There are major changes to how people aged 55 and over can access their money purchase pension savings from April 2015.
There will now be much greater flexibility, which is achieved in one of three ways as follows:
- Taking 25% of the pension fund as a tax free lump sum and purchasing an annuity will the balance as at present.
- Allocating some or all of a pension fund into “flexi-access drawdown account”. When that allocation is made then a tax-free lump sum of 25% can be taken as at present. The person can decide how much or how little is taken thereafter, but any further withdrawals from the account will then count as taxable income in the tax year that the withdrawal is made.

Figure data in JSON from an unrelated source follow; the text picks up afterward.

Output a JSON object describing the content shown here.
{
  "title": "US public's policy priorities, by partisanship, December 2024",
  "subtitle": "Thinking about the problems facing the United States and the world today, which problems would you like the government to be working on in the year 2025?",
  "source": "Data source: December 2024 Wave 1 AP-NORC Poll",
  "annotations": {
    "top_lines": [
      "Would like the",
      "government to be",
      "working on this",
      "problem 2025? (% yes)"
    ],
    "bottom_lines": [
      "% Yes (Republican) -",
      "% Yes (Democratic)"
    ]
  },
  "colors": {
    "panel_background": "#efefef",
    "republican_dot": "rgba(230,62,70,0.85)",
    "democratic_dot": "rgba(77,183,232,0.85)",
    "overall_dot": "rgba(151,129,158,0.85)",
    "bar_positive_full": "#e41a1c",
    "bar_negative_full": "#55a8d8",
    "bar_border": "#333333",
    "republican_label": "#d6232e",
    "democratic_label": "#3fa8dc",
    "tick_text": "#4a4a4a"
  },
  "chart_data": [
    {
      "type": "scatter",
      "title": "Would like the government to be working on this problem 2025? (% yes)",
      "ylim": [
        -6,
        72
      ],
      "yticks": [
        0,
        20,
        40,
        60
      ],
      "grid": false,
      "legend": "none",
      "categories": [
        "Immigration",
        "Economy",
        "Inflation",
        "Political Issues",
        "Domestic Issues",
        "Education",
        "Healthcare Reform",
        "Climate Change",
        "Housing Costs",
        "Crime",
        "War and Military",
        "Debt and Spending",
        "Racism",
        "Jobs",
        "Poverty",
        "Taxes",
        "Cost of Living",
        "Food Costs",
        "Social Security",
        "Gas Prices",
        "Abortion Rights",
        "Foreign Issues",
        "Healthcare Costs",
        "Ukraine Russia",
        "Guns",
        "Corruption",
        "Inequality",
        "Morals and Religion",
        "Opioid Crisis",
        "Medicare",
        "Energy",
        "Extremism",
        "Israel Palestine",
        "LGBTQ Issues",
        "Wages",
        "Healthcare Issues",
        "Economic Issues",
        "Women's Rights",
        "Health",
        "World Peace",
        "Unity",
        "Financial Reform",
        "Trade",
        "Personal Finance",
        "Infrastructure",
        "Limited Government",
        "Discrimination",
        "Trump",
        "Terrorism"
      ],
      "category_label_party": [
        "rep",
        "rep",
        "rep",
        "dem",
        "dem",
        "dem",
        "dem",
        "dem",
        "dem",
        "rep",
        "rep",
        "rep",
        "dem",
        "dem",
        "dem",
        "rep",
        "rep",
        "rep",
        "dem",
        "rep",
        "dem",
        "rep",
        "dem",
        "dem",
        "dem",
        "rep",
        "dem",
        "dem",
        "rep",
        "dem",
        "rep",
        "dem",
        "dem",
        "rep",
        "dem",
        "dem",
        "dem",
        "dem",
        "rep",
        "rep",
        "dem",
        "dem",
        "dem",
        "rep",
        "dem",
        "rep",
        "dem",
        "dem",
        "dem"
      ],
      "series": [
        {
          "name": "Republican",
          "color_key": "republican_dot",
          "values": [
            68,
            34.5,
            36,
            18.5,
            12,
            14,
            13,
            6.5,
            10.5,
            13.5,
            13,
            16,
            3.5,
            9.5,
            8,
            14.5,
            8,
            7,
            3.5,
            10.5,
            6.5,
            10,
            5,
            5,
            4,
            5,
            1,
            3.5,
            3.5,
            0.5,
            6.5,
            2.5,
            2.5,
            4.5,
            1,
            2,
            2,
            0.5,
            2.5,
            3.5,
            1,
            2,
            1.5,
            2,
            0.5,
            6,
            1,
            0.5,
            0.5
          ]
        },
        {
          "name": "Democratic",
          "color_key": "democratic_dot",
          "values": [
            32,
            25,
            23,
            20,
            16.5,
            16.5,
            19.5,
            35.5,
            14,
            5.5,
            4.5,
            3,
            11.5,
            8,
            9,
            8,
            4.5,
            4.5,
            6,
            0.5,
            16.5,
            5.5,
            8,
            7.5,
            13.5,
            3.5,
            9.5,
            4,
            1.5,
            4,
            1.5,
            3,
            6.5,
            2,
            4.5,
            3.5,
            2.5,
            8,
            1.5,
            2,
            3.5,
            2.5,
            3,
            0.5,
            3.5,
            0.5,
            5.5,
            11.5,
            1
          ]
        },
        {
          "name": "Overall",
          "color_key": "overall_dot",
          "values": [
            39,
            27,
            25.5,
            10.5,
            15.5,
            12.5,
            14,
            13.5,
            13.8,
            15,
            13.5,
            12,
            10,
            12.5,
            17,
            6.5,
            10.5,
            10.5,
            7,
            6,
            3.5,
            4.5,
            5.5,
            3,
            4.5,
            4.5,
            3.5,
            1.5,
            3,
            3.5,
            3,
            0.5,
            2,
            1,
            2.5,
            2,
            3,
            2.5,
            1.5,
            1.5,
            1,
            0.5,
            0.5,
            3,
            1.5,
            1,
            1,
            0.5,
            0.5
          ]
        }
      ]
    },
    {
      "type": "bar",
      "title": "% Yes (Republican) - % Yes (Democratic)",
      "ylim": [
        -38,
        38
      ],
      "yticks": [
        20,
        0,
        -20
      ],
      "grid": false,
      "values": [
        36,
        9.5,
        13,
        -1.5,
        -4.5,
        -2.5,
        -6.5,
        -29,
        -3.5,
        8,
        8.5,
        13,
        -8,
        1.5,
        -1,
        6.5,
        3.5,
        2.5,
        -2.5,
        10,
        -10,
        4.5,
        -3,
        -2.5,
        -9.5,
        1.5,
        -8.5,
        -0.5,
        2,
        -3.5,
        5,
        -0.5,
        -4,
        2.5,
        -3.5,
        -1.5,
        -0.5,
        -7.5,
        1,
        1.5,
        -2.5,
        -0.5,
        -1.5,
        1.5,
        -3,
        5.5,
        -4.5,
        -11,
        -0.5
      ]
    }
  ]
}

- Alternatively, a single or series of lump sums can be taken from the pension fund. These are called “uncrystallised funds pension lump sum”. When a lump sum is taken in this way then 25% of the lump sum will be tax-free, with the balance counting towards taxable income in the tax year when the lump sum is taken.
Extension to People with Existing Annuities
From April 2016 restrictions on people buying and selling existing annuities will be removed, allowing pensioners to sell the income they receive for a capital sum. This right will not include the right to sell their annuity back to the original provider.
The capital sum can then be taken as a lump sum withdrawal, or placed into drawdown and withdrawn gradually. In either case income tax will be payable in the year that the funds are accessed.
Future Changes to the Lifetime Allowance
The amount of pension savings on which an individual can receive tax relief will decrease from the current limit of £1,250,000 to £1,000,000 from 2016-17. From April 2018 this limit will increase annually in line with the Consumer Prices Index.